With whom do we identify? Maybe with the Samaritan. He must have known from his own experience what it felt like to be “beaten up” and left behind. His own experience, as a member of a despised group, an outsider to the religious and national thinking of the Jews, may have made him respond to the victim by the side of the road. He knew what it was like to be victimized. The preacher might invite the hearers to find places in their lives where they have been excluded, victimized, judged. Feeling and remembering what that pain felt like might help us be sensitive to the victims of abuse, harassment, negligence, favoritism, racism, etc., whom we come upon in our daily lives.

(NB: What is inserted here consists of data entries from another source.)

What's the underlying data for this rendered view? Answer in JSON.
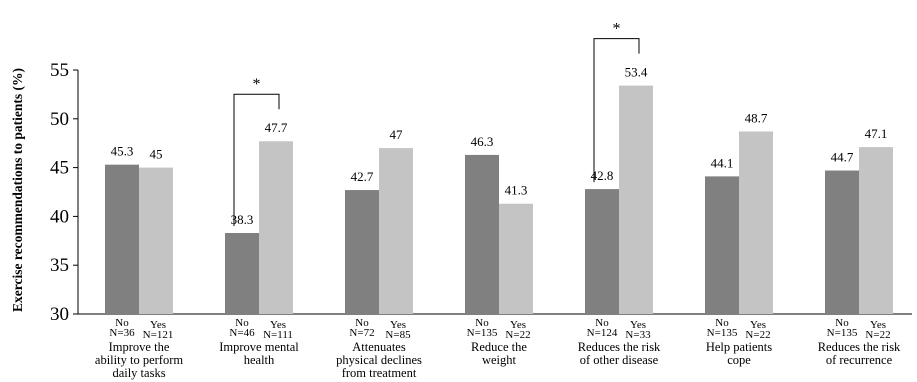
{
  "chart_data": {
    "type": "bar",
    "ylabel": "Exercise recommendations to patients (%)",
    "ylim": [
      30,
      55
    ],
    "yticks": [
      "30",
      "35",
      "40",
      "45",
      "50",
      "55"
    ],
    "grid": false,
    "colors": {
      "No": "#808080",
      "Yes": "#c4c4c4"
    },
    "groups": [
      {
        "category": [
          "Improve the",
          "ability to perform",
          "daily tasks"
        ],
        "no": {
          "value": 45.3,
          "label": "45.3",
          "tag": "No",
          "n": "N=36"
        },
        "yes": {
          "value": 45,
          "label": "45",
          "tag": "Yes",
          "n": "N=121"
        },
        "significant": false
      },
      {
        "category": [
          "Improve mental",
          "health"
        ],
        "no": {
          "value": 38.3,
          "label": "38.3",
          "tag": "No",
          "n": "N=46"
        },
        "yes": {
          "value": 47.7,
          "label": "47.7",
          "tag": "Yes",
          "n": "N=111"
        },
        "significant": true,
        "sig_label": "*"
      },
      {
        "category": [
          "Attenuates",
          "physical declines",
          "from treatment"
        ],
        "no": {
          "value": 42.7,
          "label": "42.7",
          "tag": "No",
          "n": "N=72"
        },
        "yes": {
          "value": 47,
          "label": "47",
          "tag": "Yes",
          "n": "N=85"
        },
        "significant": false
      },
      {
        "category": [
          "Reduce the",
          "weight"
        ],
        "no": {
          "value": 46.3,
          "label": "46.3",
          "tag": "No",
          "n": "N=135"
        },
        "yes": {
          "value": 41.3,
          "label": "41.3",
          "tag": "Yes",
          "n": "N=22"
        },
        "significant": false
      },
      {
        "category": [
          "Reduces the risk",
          "of other disease"
        ],
        "no": {
          "value": 42.8,
          "label": "42.8",
          "tag": "No",
          "n": "N=124"
        },
        "yes": {
          "value": 53.4,
          "label": "53.4",
          "tag": "Yes",
          "n": "N=33"
        },
        "significant": true,
        "sig_label": "*"
      },
      {
        "category": [
          "Help patients",
          "cope"
        ],
        "no": {
          "value": 44.1,
          "label": "44.1",
          "tag": "No",
          "n": "N=135"
        },
        "yes": {
          "value": 48.7,
          "label": "48.7",
          "tag": "Yes",
          "n": "N=22"
        },
        "significant": false
      },
      {
        "category": [
          "Reduces the risk",
          "of recurrence"
        ],
        "no": {
          "value": 44.7,
          "label": "44.7",
          "tag": "No",
          "n": "N=135"
        },
        "yes": {
          "value": 47.1,
          "label": "47.1",
          "tag": "Yes",
          "n": "N=22"
        },
        "significant": false
      }
    ]
  }
}
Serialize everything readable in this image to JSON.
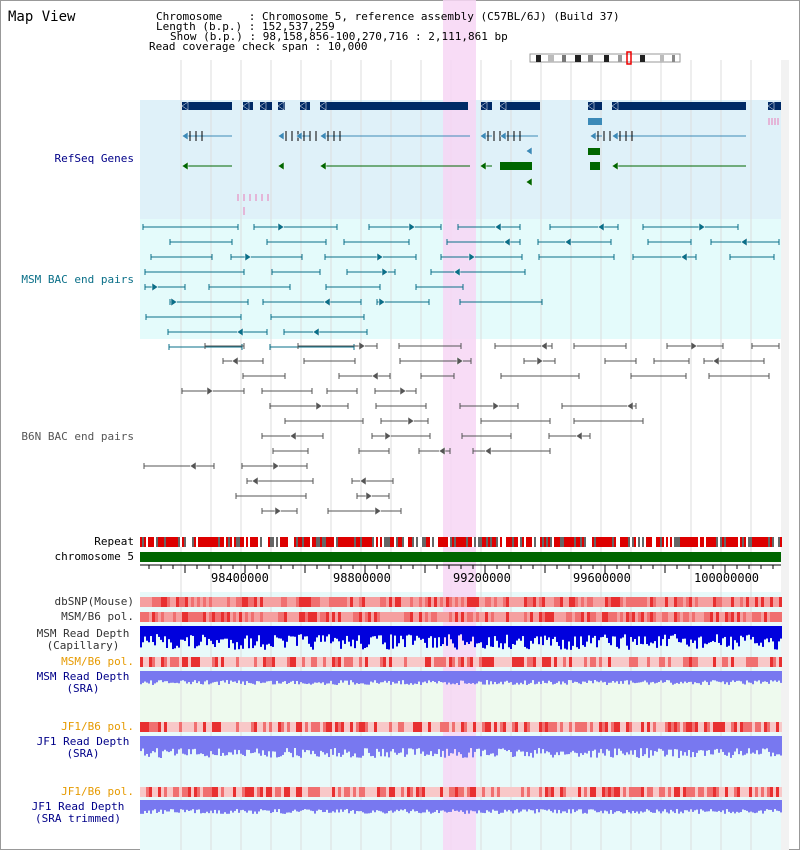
{
  "map_title": "Map View",
  "header": {
    "chromosome_line": "Chromosome    : Chromosome 5, reference assembly (C57BL/6J) (Build 37)",
    "length_line": "Length (b.p.) : 152,537,259",
    "show_line": "Show (b.p.) : 98,158,856-100,270,716 : 2,111,861 bp",
    "span_line": "Read coverage check span : 10,000"
  },
  "tracks": {
    "refseq": "RefSeq Genes",
    "msm_bac": "MSM BAC end pairs",
    "b6n_bac": "B6N BAC end pairs",
    "repeat": "Repeat",
    "chromosome": "chromosome 5",
    "dbsnp": "dbSNP(Mouse)",
    "msm_b6_pol_1": "MSM/B6 pol.",
    "msm_depth_cap_1": "MSM Read Depth",
    "msm_depth_cap_2": "(Capillary)",
    "msm_b6_pol_2": "MSM/B6 pol.",
    "msm_depth_sra_1": "MSM Read Depth",
    "msm_depth_sra_2": "(SRA)",
    "jf1_b6_pol_1": "JF1/B6 pol.",
    "jf1_depth_sra_1": "JF1 Read Depth",
    "jf1_depth_sra_2": "(SRA)",
    "jf1_b6_pol_2": "JF1/B6 pol.",
    "jf1_depth_trim_1": "JF1 Read Depth",
    "jf1_depth_trim_2": "(SRA trimmed)"
  },
  "axis": {
    "ticks": [
      "98400000",
      "98800000",
      "99200000",
      "99600000",
      "100000000"
    ]
  },
  "colors": {
    "refseq_bg": "#dff1f9",
    "msm_bg": "#e4fbfb",
    "gene_dark": "#002a66",
    "gene_light": "#3c8ab8",
    "gene_green": "#006600",
    "msm_pair": "#0a6f88",
    "b6n_pair": "#555555",
    "highlight": "#f7d6f5",
    "label_blue": "#000088",
    "label_orange": "#e69a00",
    "label_grey": "#333333",
    "repeat_red": "#dd0000",
    "chrom_green": "#006600",
    "depth_blue": "#0000dd",
    "depth_light_blue": "#7878f0"
  }
}
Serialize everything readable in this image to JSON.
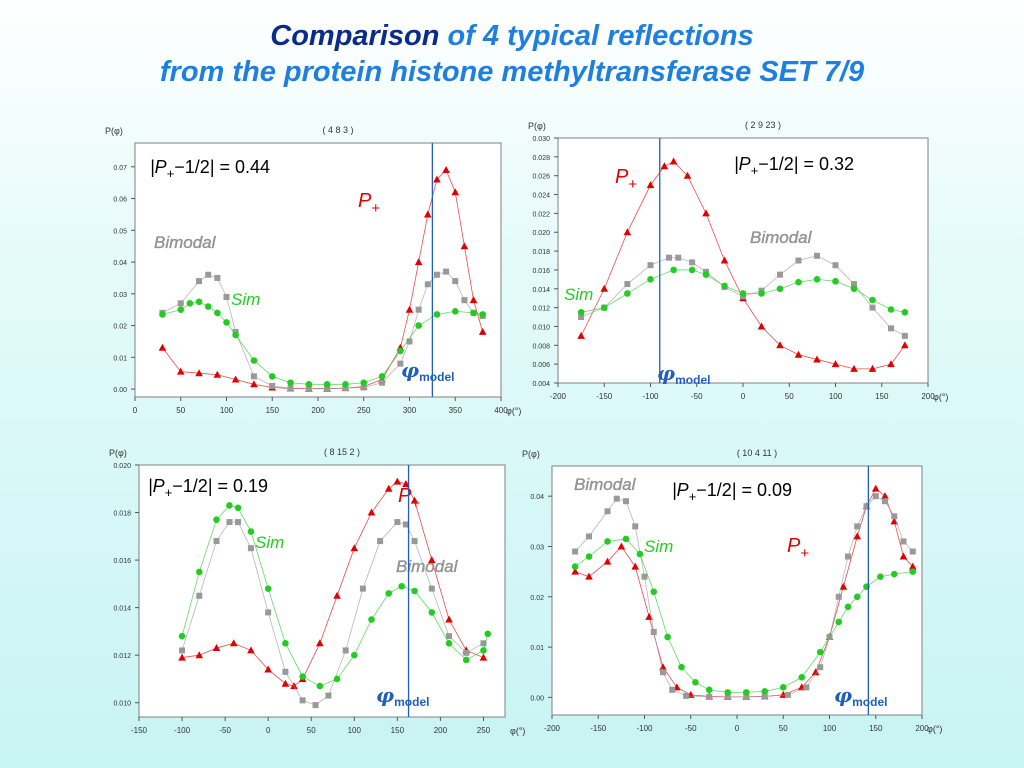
{
  "slide": {
    "title_part1": "Comparison",
    "title_part2": "of 4 typical reflections",
    "title_line2": "from the protein histone methyltransferase SET 7/9"
  },
  "colors": {
    "title_dark": "#0b2b8c",
    "title_light": "#1e7fe0",
    "p_plus": "#e00000",
    "bimodal": "#999999",
    "sim": "#22cc22",
    "model_line": "#1f5fbf"
  },
  "chart_data": [
    {
      "type": "scatter",
      "title": "( 4  8  3 )",
      "ylabel": "P(φ)",
      "xlabel": "φ(°)",
      "xlim": [
        0,
        400
      ],
      "ylim": [
        -0.0025,
        0.0775
      ],
      "xticks": [
        0,
        50,
        100,
        150,
        200,
        250,
        300,
        350,
        400
      ],
      "yticks": [
        0.0,
        0.01,
        0.02,
        0.03,
        0.04,
        0.05,
        0.06,
        0.07
      ],
      "ytick_decimals": 2,
      "phi_model": 325,
      "annotation": {
        "abs": "|P",
        "sub": "+",
        "rest": "−1/2| = 0.44"
      },
      "series": [
        {
          "name": "P+",
          "label": "P",
          "label_sub": "+",
          "marker": "triangle",
          "color": "#e00000",
          "x": [
            30,
            50,
            70,
            90,
            110,
            130,
            150,
            170,
            190,
            210,
            230,
            250,
            270,
            290,
            300,
            310,
            320,
            330,
            340,
            350,
            360,
            370,
            380
          ],
          "y": [
            0.013,
            0.0055,
            0.005,
            0.0045,
            0.003,
            0.0015,
            0.0005,
            0.0002,
            0.0001,
            0.0001,
            0.0003,
            0.0008,
            0.003,
            0.013,
            0.025,
            0.04,
            0.055,
            0.066,
            0.069,
            0.062,
            0.045,
            0.028,
            0.018
          ]
        },
        {
          "name": "Bimodal",
          "label": "Bimodal",
          "marker": "square",
          "color": "#999999",
          "x": [
            30,
            50,
            70,
            80,
            90,
            100,
            110,
            130,
            150,
            170,
            190,
            210,
            230,
            250,
            270,
            290,
            300,
            310,
            320,
            330,
            340,
            350,
            360,
            370,
            380
          ],
          "y": [
            0.024,
            0.027,
            0.034,
            0.036,
            0.035,
            0.029,
            0.018,
            0.004,
            0.001,
            0.0003,
            0.0002,
            0.0002,
            0.0003,
            0.0005,
            0.002,
            0.008,
            0.015,
            0.025,
            0.033,
            0.036,
            0.037,
            0.034,
            0.028,
            0.024,
            0.023
          ]
        },
        {
          "name": "Sim",
          "label": "Sim",
          "marker": "circle",
          "color": "#22cc22",
          "x": [
            30,
            50,
            60,
            70,
            80,
            90,
            100,
            110,
            130,
            150,
            170,
            190,
            210,
            230,
            250,
            270,
            290,
            310,
            330,
            350,
            370,
            380
          ],
          "y": [
            0.0235,
            0.025,
            0.027,
            0.0275,
            0.026,
            0.024,
            0.021,
            0.017,
            0.009,
            0.004,
            0.002,
            0.0015,
            0.0015,
            0.0015,
            0.002,
            0.004,
            0.012,
            0.02,
            0.0235,
            0.0245,
            0.024,
            0.0235
          ]
        }
      ]
    },
    {
      "type": "scatter",
      "title": "( 2  9  23 )",
      "ylabel": "P(φ)",
      "xlabel": "φ(°)",
      "xlim": [
        -200,
        200
      ],
      "ylim": [
        0.004,
        0.03
      ],
      "xticks": [
        -200,
        -150,
        -100,
        -50,
        0,
        50,
        100,
        150,
        200
      ],
      "yticks": [
        0.004,
        0.006,
        0.008,
        0.01,
        0.012,
        0.014,
        0.016,
        0.018,
        0.02,
        0.022,
        0.024,
        0.026,
        0.028,
        0.03
      ],
      "ytick_decimals": 3,
      "phi_model": -90,
      "annotation": {
        "abs": "|P",
        "sub": "+",
        "rest": "−1/2| = 0.32"
      },
      "series": [
        {
          "name": "P+",
          "label": "P",
          "label_sub": "+",
          "marker": "triangle",
          "color": "#e00000",
          "x": [
            -175,
            -150,
            -125,
            -100,
            -85,
            -75,
            -60,
            -40,
            -20,
            0,
            20,
            40,
            60,
            80,
            100,
            120,
            140,
            160,
            175
          ],
          "y": [
            0.009,
            0.014,
            0.02,
            0.025,
            0.027,
            0.0275,
            0.026,
            0.022,
            0.017,
            0.013,
            0.01,
            0.008,
            0.007,
            0.0065,
            0.006,
            0.0055,
            0.0055,
            0.006,
            0.008
          ]
        },
        {
          "name": "Bimodal",
          "label": "Bimodal",
          "marker": "square",
          "color": "#999999",
          "x": [
            -175,
            -150,
            -125,
            -100,
            -80,
            -70,
            -55,
            -40,
            -20,
            0,
            20,
            40,
            60,
            80,
            100,
            120,
            140,
            160,
            175
          ],
          "y": [
            0.011,
            0.012,
            0.0145,
            0.0165,
            0.0173,
            0.0173,
            0.0168,
            0.0158,
            0.0142,
            0.0132,
            0.0138,
            0.0155,
            0.017,
            0.0175,
            0.0165,
            0.0145,
            0.012,
            0.0098,
            0.009
          ]
        },
        {
          "name": "Sim",
          "label": "Sim",
          "marker": "circle",
          "color": "#22cc22",
          "x": [
            -175,
            -150,
            -125,
            -100,
            -75,
            -55,
            -40,
            -20,
            0,
            20,
            40,
            60,
            80,
            100,
            120,
            140,
            160,
            175
          ],
          "y": [
            0.0115,
            0.012,
            0.0135,
            0.015,
            0.016,
            0.016,
            0.0155,
            0.0143,
            0.0135,
            0.0135,
            0.014,
            0.0147,
            0.015,
            0.0148,
            0.014,
            0.0128,
            0.0118,
            0.0115
          ]
        }
      ]
    },
    {
      "type": "scatter",
      "title": "( 8  15  2 )",
      "ylabel": "P(φ)",
      "xlabel": "φ(°)",
      "xlim": [
        -150,
        275
      ],
      "ylim": [
        0.0094,
        0.02
      ],
      "xticks": [
        -150,
        -100,
        -50,
        0,
        50,
        100,
        150,
        200,
        250
      ],
      "yticks": [
        0.01,
        0.012,
        0.014,
        0.016,
        0.018,
        0.02
      ],
      "ytick_decimals": 3,
      "phi_model": 163,
      "annotation": {
        "abs": "|P",
        "sub": "+",
        "rest": "−1/2| = 0.19"
      },
      "series": [
        {
          "name": "P+",
          "label": "P",
          "label_sub": "+",
          "marker": "triangle",
          "color": "#e00000",
          "x": [
            -100,
            -80,
            -60,
            -40,
            -20,
            0,
            20,
            30,
            40,
            60,
            80,
            100,
            120,
            140,
            150,
            160,
            170,
            190,
            210,
            230,
            250
          ],
          "y": [
            0.0119,
            0.012,
            0.0123,
            0.0125,
            0.0122,
            0.0114,
            0.0108,
            0.0107,
            0.011,
            0.0125,
            0.0145,
            0.0165,
            0.018,
            0.019,
            0.0193,
            0.0192,
            0.0185,
            0.016,
            0.0135,
            0.0122,
            0.0119
          ]
        },
        {
          "name": "Bimodal",
          "label": "Bimodal",
          "marker": "square",
          "color": "#999999",
          "x": [
            -100,
            -80,
            -60,
            -45,
            -35,
            -20,
            0,
            20,
            40,
            55,
            70,
            90,
            110,
            130,
            150,
            160,
            170,
            190,
            210,
            230,
            250
          ],
          "y": [
            0.0122,
            0.0145,
            0.0168,
            0.0176,
            0.0176,
            0.0165,
            0.0138,
            0.0113,
            0.0101,
            0.0099,
            0.0103,
            0.0122,
            0.0148,
            0.0168,
            0.0176,
            0.0175,
            0.0168,
            0.0148,
            0.0128,
            0.0121,
            0.0125
          ]
        },
        {
          "name": "Sim",
          "label": "Sim",
          "marker": "circle",
          "color": "#22cc22",
          "x": [
            -100,
            -80,
            -60,
            -45,
            -35,
            -20,
            0,
            20,
            40,
            60,
            80,
            100,
            120,
            140,
            155,
            170,
            190,
            210,
            230,
            250,
            255
          ],
          "y": [
            0.0128,
            0.0155,
            0.0177,
            0.0183,
            0.0182,
            0.0172,
            0.0148,
            0.0125,
            0.0111,
            0.0107,
            0.011,
            0.012,
            0.0135,
            0.0146,
            0.0149,
            0.0147,
            0.0138,
            0.0125,
            0.0118,
            0.0122,
            0.0129
          ]
        }
      ]
    },
    {
      "type": "scatter",
      "title": "( 10  4  11 )",
      "ylabel": "P(φ)",
      "xlabel": "φ(°)",
      "xlim": [
        -200,
        200
      ],
      "ylim": [
        -0.0035,
        0.046
      ],
      "xticks": [
        -200,
        -150,
        -100,
        -50,
        0,
        50,
        100,
        150,
        200
      ],
      "yticks": [
        0.0,
        0.01,
        0.02,
        0.03,
        0.04
      ],
      "ytick_decimals": 2,
      "phi_model": 142,
      "annotation": {
        "abs": "|P",
        "sub": "+",
        "rest": "−1/2| = 0.09"
      },
      "series": [
        {
          "name": "P+",
          "label": "P",
          "label_sub": "+",
          "marker": "triangle",
          "color": "#e00000",
          "x": [
            -175,
            -160,
            -140,
            -125,
            -110,
            -95,
            -80,
            -65,
            -50,
            -30,
            -10,
            10,
            30,
            50,
            70,
            85,
            100,
            115,
            130,
            140,
            150,
            160,
            170,
            180,
            190
          ],
          "y": [
            0.025,
            0.024,
            0.027,
            0.03,
            0.026,
            0.016,
            0.006,
            0.002,
            0.0005,
            0.0002,
            0.0001,
            0.0001,
            0.0002,
            0.0005,
            0.002,
            0.005,
            0.012,
            0.022,
            0.032,
            0.038,
            0.0415,
            0.04,
            0.035,
            0.028,
            0.026
          ]
        },
        {
          "name": "Bimodal",
          "label": "Bimodal",
          "marker": "square",
          "color": "#999999",
          "x": [
            -175,
            -160,
            -140,
            -130,
            -120,
            -110,
            -100,
            -90,
            -80,
            -70,
            -55,
            -30,
            -10,
            10,
            30,
            55,
            75,
            90,
            100,
            110,
            120,
            130,
            140,
            150,
            160,
            170,
            180,
            190
          ],
          "y": [
            0.029,
            0.032,
            0.037,
            0.0395,
            0.039,
            0.034,
            0.024,
            0.013,
            0.005,
            0.0015,
            0.0003,
            0.0001,
            0.0001,
            0.0001,
            0.0002,
            0.0005,
            0.002,
            0.006,
            0.012,
            0.02,
            0.028,
            0.034,
            0.038,
            0.04,
            0.039,
            0.036,
            0.031,
            0.029
          ]
        },
        {
          "name": "Sim",
          "label": "Sim",
          "marker": "circle",
          "color": "#22cc22",
          "x": [
            -175,
            -160,
            -140,
            -120,
            -105,
            -90,
            -75,
            -60,
            -45,
            -30,
            -10,
            10,
            30,
            50,
            70,
            90,
            110,
            120,
            130,
            140,
            155,
            170,
            190
          ],
          "y": [
            0.026,
            0.028,
            0.031,
            0.0315,
            0.0285,
            0.021,
            0.012,
            0.006,
            0.003,
            0.0015,
            0.001,
            0.001,
            0.0012,
            0.002,
            0.004,
            0.009,
            0.015,
            0.018,
            0.02,
            0.022,
            0.024,
            0.0245,
            0.025
          ]
        }
      ]
    }
  ]
}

We don’t have to travel far, the road to Jericho might pass through our own homes, workplaces, and neighborhoods.
Of course there is the massive victimization of third world countries due to their debts to first world nations and banks. They will never get out of the ditch unless we who have the power to do so, find a way to help them. There is a strong sentiment among religious people to urge the world’s rich countries to do something about the international debt. Reminding us of the Jewish ideal of canceling debts for the jubilee years, St. Pope John Paul II said (“Tertio Millennio Advente”), “Christians will have to raise their voices on behalf of all the poor of the world, proposing the jubilee as an appropriate time to give thought, among other things, to reducing substantially, if not canceling outright, the international debt which seriously threatens the future of many nations”.
But maybe we choose to identify with the “half dead” person in the ditch. Where in our lives are we in need of the stranger or outsider to come to our aid? Have we ever been helped by one considered “outside” our circle? Did that experience do anything to soften our attitudes towards that person’s group? Did it help us put asides our stereotypes? The lawyer in this story is surprised by what he finds himself having to admit: the Samaritan was the neighbor. The Samaritan had compassion. Once we can speak such truths we can be assured the parable has cracked through our customs and even our religious attitudes to help us see God. Perhaps our own family or religion have planted ideas about other people. These judgements of others have damaged us as well. Because of what we were taught, we too have “fallen in with robbers.” We have been victims, damaged and left by the side of the road. Jesus, the Outsider, comes by, sees our wounds and comes to heal us. This parable is the instrument of our healing, it is the oil he pours on our wounded spirits.